Метелицы искр уносились в небо. Из переходов, из окон выскакивали солдаты и женщины (был уже час военного положения). Рухнул один переход: тот, что вел из келий матери-игуменьи в зимнюю церковь. Был уже час военного положения, но потому, что пожар всегда прекрасен, всегда необыкновенен, всегда зловещ, – никто не спрашивал пропусков, и вокруг монастырских стен толпилась толпа.

Монастырь Введеньё-на-Горе на семьдесят верст виден был, сгорая. Метелицы искр уносились в черное небо, разливались в черной бездне. Рухнул один переход, и другой. Главный дом весь объяло пламя. Последнее. Монастырь погибал, – на семьдесят верст виден был, сгорая.

И вдруг заметили: на крыше в слуховом окне появился Семен Матвеев Зилотов. Иссушенной своей походкой, как старый кобель, Семен Матвеев Зилотов подошел ко краю, постоял перед полымем, крикнул что-то дикое и, прижав ладони к лицу, бросился – упал вниз, в дым, в метелицу искр, в полымя. И тогда же на каменной стене появились два монашка, – молодой, черный, повисел на крае и спрыгнул благополучно в толпу, а другой, серенький, высунув два раза голову из-за стены, снова исчезнул за ней.

* * *

Семен Матвеев Зилотов. От тихой младости наделил бог великого начетчика, Семена Матвеева Зилотова, страстной и нежной любовью к книгам. Дни его протекали в Ордынине. Но Ордынин последний раз жил семьдесят лет назад, и в Ордыннне была единственная книжная торговля (покупка и продажа) – рундук Варыгина в рядах, где продавались и вновь покупались одни и те же книги, в кожаных переплетах и пахнущие клопами. Имена этих книг:

«Пентаграмма, или Масонскiй знакъ, переводъ съ французскаго». «Оптимисмъ, т.-е. наилучшiй свѣтъ, переводъ съ французскаго». «Бытiе разумное или нравственное воззрѣнiе на достоинство жизни, переводъ съ французскаго, изданiе Логики и Метафисики Проффессора Андрея Брянцева». «Черная магiя Папюса». «Масонскiя Ложи, или Великiе Каменщики, переводъ съ французскаго».

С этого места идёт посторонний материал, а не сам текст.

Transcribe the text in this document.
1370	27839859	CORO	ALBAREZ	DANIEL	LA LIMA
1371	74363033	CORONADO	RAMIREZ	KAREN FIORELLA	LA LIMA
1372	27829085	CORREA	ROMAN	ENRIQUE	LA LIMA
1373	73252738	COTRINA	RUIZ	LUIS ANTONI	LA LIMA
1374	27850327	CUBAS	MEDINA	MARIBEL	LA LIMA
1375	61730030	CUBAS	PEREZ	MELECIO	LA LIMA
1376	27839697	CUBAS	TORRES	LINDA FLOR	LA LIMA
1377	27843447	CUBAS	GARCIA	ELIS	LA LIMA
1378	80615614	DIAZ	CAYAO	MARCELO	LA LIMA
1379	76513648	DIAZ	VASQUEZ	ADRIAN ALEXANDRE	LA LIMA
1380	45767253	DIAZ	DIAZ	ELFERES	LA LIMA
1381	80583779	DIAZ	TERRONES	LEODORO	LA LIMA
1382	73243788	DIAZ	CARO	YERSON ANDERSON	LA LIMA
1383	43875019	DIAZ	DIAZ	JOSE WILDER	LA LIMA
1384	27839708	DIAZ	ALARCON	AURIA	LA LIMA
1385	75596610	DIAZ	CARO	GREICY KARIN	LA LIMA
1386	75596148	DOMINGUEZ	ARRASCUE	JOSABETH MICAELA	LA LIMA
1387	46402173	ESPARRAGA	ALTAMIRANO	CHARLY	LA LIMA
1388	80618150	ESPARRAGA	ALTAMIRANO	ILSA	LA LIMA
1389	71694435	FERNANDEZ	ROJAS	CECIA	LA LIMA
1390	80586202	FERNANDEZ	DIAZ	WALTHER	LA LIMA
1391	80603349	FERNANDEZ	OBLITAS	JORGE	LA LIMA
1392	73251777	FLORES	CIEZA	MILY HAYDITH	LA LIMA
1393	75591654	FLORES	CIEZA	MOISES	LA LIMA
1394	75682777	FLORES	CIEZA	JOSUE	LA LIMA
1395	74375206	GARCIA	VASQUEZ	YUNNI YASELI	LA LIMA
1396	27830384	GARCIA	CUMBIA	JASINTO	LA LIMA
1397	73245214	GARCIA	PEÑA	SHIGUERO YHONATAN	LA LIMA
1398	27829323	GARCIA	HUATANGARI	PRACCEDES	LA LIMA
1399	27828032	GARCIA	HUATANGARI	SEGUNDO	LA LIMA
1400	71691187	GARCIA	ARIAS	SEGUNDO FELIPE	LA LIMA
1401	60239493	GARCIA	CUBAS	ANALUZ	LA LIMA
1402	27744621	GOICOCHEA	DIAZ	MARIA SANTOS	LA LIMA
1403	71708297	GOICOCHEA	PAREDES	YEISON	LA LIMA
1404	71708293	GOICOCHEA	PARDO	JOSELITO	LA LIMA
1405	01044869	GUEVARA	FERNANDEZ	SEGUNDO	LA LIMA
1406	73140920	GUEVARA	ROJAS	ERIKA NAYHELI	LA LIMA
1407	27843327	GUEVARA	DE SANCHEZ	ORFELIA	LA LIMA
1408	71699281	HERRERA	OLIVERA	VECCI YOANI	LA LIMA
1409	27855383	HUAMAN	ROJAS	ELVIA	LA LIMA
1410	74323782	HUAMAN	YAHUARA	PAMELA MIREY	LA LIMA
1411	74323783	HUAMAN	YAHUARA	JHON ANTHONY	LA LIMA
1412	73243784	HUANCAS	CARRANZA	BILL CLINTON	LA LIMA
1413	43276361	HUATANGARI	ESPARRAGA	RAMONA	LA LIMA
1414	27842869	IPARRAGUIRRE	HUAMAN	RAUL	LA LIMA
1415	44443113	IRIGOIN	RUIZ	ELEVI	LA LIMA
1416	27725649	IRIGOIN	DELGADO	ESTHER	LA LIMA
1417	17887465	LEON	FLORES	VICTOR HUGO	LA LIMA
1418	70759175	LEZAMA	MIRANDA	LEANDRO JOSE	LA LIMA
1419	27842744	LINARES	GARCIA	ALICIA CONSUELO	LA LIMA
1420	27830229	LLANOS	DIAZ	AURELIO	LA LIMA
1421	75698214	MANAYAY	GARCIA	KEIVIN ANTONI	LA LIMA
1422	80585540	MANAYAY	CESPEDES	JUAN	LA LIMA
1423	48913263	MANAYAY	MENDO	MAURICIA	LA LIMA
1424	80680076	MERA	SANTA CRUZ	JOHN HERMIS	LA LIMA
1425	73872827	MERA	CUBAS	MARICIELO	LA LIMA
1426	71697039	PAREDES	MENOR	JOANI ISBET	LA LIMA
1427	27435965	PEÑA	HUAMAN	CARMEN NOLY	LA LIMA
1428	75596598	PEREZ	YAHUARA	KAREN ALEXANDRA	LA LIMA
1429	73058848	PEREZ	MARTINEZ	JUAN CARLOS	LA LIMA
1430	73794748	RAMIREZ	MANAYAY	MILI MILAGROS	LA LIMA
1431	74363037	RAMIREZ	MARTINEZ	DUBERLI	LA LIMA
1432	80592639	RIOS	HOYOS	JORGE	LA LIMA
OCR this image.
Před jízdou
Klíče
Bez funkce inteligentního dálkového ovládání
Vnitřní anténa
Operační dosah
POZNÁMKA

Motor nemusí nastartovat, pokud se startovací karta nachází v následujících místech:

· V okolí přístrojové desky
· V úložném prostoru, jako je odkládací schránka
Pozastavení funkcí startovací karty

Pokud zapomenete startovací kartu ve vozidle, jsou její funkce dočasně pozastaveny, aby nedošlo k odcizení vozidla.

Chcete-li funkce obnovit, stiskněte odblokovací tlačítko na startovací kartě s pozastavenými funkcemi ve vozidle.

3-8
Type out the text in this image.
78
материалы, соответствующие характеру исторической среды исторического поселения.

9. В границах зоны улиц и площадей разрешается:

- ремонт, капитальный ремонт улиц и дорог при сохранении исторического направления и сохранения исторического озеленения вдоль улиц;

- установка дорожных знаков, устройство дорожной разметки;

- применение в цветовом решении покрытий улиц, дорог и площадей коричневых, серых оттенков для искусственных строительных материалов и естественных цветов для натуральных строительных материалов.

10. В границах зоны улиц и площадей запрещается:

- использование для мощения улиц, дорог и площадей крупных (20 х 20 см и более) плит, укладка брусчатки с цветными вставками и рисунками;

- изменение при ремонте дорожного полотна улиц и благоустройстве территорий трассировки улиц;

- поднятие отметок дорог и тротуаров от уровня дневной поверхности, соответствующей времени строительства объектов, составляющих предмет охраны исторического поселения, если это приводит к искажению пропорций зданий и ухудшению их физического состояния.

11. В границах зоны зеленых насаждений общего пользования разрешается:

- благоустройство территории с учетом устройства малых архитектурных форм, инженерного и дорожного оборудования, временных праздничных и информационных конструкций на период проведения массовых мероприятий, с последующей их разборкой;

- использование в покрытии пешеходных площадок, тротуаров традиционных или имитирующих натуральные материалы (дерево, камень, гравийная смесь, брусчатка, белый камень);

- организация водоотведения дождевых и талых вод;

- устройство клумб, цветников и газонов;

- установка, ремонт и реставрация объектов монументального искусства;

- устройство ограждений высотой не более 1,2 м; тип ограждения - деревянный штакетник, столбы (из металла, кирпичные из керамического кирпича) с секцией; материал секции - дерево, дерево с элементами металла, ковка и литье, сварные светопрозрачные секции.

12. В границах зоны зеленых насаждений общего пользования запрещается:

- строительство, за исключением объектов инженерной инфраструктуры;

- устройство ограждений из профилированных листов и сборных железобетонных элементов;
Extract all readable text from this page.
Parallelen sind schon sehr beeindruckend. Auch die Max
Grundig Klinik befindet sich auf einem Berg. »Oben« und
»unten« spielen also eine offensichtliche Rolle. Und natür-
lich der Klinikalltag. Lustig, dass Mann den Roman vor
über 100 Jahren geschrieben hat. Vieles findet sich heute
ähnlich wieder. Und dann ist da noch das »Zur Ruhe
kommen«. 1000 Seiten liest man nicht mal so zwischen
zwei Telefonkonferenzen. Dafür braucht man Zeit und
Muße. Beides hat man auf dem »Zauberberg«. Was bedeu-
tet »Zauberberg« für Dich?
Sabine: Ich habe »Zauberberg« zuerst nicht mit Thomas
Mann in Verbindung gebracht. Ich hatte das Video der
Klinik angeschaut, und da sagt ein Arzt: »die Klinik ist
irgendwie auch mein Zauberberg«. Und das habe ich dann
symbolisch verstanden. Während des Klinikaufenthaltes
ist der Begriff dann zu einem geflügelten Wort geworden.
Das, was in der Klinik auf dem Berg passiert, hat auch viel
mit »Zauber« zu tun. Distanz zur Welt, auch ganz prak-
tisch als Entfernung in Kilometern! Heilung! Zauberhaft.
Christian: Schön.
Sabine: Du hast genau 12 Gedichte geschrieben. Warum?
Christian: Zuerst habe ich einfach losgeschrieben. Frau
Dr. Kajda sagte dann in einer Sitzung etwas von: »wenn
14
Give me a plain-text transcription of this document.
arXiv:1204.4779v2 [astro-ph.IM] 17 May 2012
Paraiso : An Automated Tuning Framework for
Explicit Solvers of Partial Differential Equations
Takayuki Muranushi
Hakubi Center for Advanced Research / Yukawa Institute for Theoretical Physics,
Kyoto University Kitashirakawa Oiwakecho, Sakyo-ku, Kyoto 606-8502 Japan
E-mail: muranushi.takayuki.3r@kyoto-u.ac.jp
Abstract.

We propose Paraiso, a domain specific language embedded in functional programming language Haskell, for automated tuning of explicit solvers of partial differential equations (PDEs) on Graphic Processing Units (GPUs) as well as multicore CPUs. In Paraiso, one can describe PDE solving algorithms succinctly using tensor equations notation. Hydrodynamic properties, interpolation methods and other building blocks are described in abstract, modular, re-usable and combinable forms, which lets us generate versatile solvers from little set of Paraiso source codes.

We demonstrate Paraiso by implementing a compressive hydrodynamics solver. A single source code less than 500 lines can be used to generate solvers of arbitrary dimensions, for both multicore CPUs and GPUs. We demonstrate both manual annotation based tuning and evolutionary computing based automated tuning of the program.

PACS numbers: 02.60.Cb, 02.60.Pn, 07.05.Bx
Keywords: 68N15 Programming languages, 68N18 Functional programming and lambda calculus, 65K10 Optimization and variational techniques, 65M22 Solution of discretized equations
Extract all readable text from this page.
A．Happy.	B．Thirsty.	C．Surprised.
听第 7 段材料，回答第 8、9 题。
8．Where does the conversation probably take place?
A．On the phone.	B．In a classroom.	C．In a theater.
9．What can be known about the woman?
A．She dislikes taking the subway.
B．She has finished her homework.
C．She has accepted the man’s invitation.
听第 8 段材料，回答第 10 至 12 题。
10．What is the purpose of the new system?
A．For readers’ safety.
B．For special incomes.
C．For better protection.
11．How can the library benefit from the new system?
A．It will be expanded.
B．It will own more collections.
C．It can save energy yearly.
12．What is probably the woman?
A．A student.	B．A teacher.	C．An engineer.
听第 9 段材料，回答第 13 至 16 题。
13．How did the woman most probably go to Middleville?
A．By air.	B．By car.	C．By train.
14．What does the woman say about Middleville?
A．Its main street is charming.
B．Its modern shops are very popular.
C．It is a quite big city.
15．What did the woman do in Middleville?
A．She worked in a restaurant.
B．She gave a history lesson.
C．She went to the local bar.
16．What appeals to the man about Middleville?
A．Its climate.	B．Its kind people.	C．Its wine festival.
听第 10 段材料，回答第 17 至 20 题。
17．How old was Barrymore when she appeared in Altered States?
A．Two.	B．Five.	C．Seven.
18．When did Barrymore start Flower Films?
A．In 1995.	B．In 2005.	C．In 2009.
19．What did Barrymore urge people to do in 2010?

Мертвые дни мертвого города украсил Папюс. Младость Семена Матвеева Зилотова, – в доме Волковичей, в подвале, – украсила книжная мудрость переводов с французского, и зной знойных июлей иссушил страстный мозг Семена Матвеева Зилотова. О, книги!

Война вспыхнула знойным июлем, лесными пожарами, Семен Матвеев поехал на фронт рядовым. Война сгорела Революцией, и за великую свою ученость был избран от эсзров Семен Зилотов в Совет Солдатских Депутатов, в Культурно-Просветительный Отдел. Революция горела речами, – Семен Матвеев Зилотов разъезжал с лекторами на штабных мотоциклах, чтобы говорить солдатам – в каком-нибудь помещичьем фольварке – о праве, о братстве, – о государстве, о республике, – о французской Коммуне и Гришке Распутине.


И солдаты после лекций подавали записки:

– «А что будет с Гришкой в царствии небесном?» – «Товарищ Лекцир! А што будит с маею женою, если я на фронти буду голосить за есер, а она за Пуришкевича?» – «Прошу тебе объяснить можно ли состоять вдвух партиев сразу тов. есер и тов. большевиков?» – «Товарищ лекционер! Прошу тебе объяснить при програми большевиков будит штраховаца посев на полях или представляется экспроприация капиталу?» – «Господин товарищ! будут ли освобождаться женщины от восьмичасового дня во время месячного очищения и просим вкратце обяснить биеграфий Виктора Гюга. Тов. Ерзов».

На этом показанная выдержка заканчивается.